みやき町議会で本格運用が始まるタブレット端末=みやき町議会事務局

 三養基郡みやき町議会(定数16、欠員1)はペーパーレス化の一環で全議員へのタブレット端末貸し出しを始めた。11日の臨時議会から本格運用する。議案など資料を電子媒体化し、紙代や印刷製本費、人件費の削減と職員の負担軽減につなげる。
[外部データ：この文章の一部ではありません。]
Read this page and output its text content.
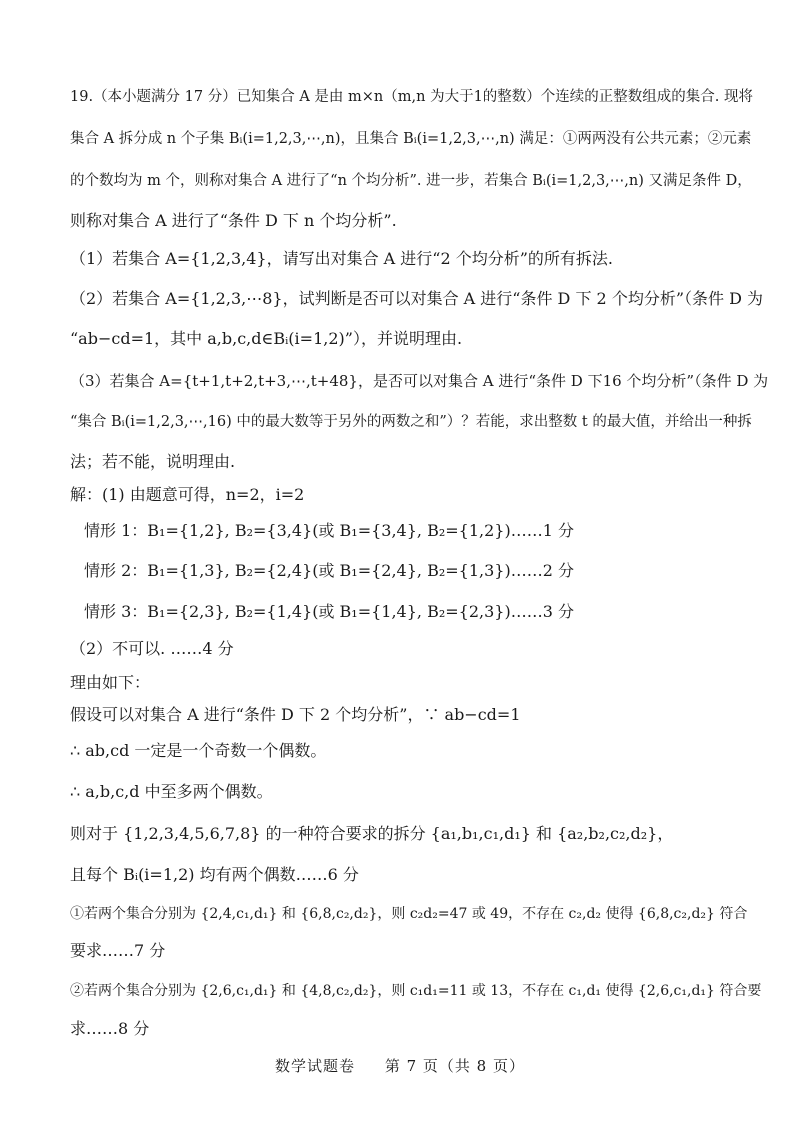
19.（本小题满分 17 分）已知集合 A 是由 m×n（m,n 为大于1的整数）个连续的正整数组成的集合. 现将
集合 A 拆分成 n 个子集 Bᵢ(i=1,2,3,⋯,n)，且集合 Bᵢ(i=1,2,3,⋯,n) 满足：①两两没有公共元素；②元素
的个数均为 m 个，则称对集合 A 进行了“n 个均分析”. 进一步，若集合 Bᵢ(i=1,2,3,⋯,n) 又满足条件 D，
则称对集合 A 进行了“条件 D 下 n 个均分析”.
（1）若集合 A={1,2,3,4}，请写出对集合 A 进行“2 个均分析”的所有拆法.
（2）若集合 A={1,2,3,⋯8}，试判断是否可以对集合 A 进行“条件 D 下 2 个均分析”（条件 D 为
“ab−cd=1，其中 a,b,c,d∈Bᵢ(i=1,2)”），并说明理由.
（3）若集合 A={t+1,t+2,t+3,⋯,t+48}，是否可以对集合 A 进行“条件 D 下16 个均分析”（条件 D 为
“集合 Bᵢ(i=1,2,3,⋯,16) 中的最大数等于另外的两数之和”）？若能，求出整数 t 的最大值，并给出一种拆
法；若不能，说明理由.
解：(1) 由题意可得，n=2，i=2
情形 1：B₁={1,2}, B₂={3,4}(或 B₁={3,4}, B₂={1,2})……1 分
情形 2：B₁={1,3}, B₂={2,4}(或 B₁={2,4}, B₂={1,3})……2 分
情形 3：B₁={2,3}, B₂={1,4}(或 B₁={1,4}, B₂={2,3})……3 分
（2）不可以. ……4 分
理由如下：
假设可以对集合 A 进行“条件 D 下 2 个均分析”，∵ ab−cd=1
∴ ab,cd 一定是一个奇数一个偶数。
∴ a,b,c,d 中至多两个偶数。
则对于 {1,2,3,4,5,6,7,8} 的一种符合要求的拆分 {a₁,b₁,c₁,d₁} 和 {a₂,b₂,c₂,d₂}，
且每个 Bᵢ(i=1,2) 均有两个偶数……6 分
①若两个集合分别为 {2,4,c₁,d₁} 和 {6,8,c₂,d₂}，则 c₂d₂=47 或 49，不存在 c₂,d₂ 使得 {6,8,c₂,d₂} 符合
要求……7 分
②若两个集合分别为 {2,6,c₁,d₁} 和 {4,8,c₂,d₂}，则 c₁d₁=11 或 13，不存在 c₁,d₁ 使得 {2,6,c₁,d₁} 符合要
求……8 分
数学试题卷 第 7 页（共 8 页）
 導入機種は「iPad Air2(アイパッドエアー)」。15台を町が月額8万7千円でリースし議員に無料で貸し出す。本年度の事業費は約330万円。インターネット上でデータを保存するクラウド技術のシステムを利用して各端末から議案を閲覧でき、全議員の端末画面が連動する機能も備える。クラウドには例規集などを追加していく。ペーパーレス化で年間10万8400枚の紙を節約、定例会(年4回)1回当たりの印刷製本や配布にかかる業務時間が7時間20分から30分に縮減できるという。

 執行部用は同機種を34台購入する。通信機能を備えていないため、本年度中に約2千万円をかけ、3庁舎に公衆無線LANを整備する。無線LANは一般の利用も検討している。

 議案は今後、町ホームページで公開する。議会事務局は「作業効率が上がるほか、町民への情報公開も進む」と話す。県内では県議会が2011年にタブレット端末を導入、佐賀市も12月定例会から本格運用する予定。